Not a single attempt has been successful. This could be due to Comcast,
which is introducing a new, Super Broadband service in our area and may
be mucking up existing service to induce people to move to the faster,
more expensive version. Most of the connections which have gone through
have been downloading at less than 10 Kps.  When the download slips
below 1 we usually pull the plug and consider it a mercy killing.

But we still haven’t given up.  In fact, at this very moment we
are downloading the entire 8th year of the Simpsons in a single file.  Let
us check how it’s coming. The 2.14 Gig file is 11.4% complete.  We
should have the whole thing in a short 524 hours, 36 minutes and 27 seconds.  Unfortunately,
since we are leaving the country in about 480 hours, we may have to wait
quite a while to catch up on our missing Simpson’s episodes.

Andrew Grumet, our Main Man at MIT, is all excited because he has managed
to meld Bit Torrent with RSS. He thinks this combinations of technologies
will make our dream of a video aggregator possible. We certainly hope
so, as since we went public with our dream we have wandered across, been
sent and pointed to quite a collection of video feeds in need of aggregation.  Who
knew there was so much independent video available already? Watch this
space for some reviews of some of the video streams we have discovered.

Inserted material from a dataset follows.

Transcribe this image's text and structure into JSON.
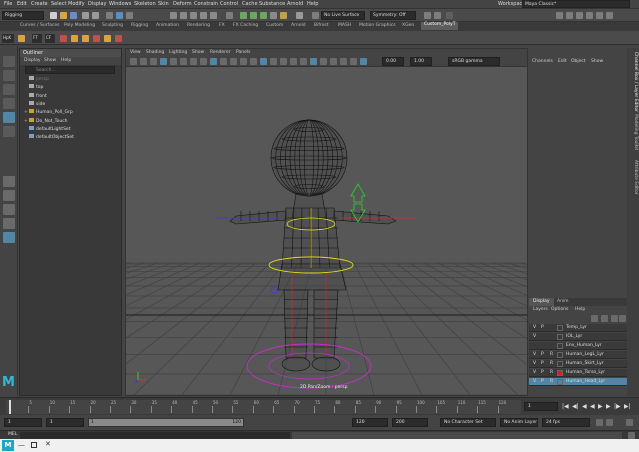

However, we cannot unequivocally endorse Bit Torrent just yet, at least
until someone comes up with a simplified and intuitive Mac interface.  It
is just too darn complicated, and has too high a failure rate for the
general public, which does NOT like having to figure stuff out, or dealing
with failure in any shape or form. Still, we have our one episode of
the Sopranos to remind us of what the future holds, and we will certainly
keep trying. Tips or leads appreciated.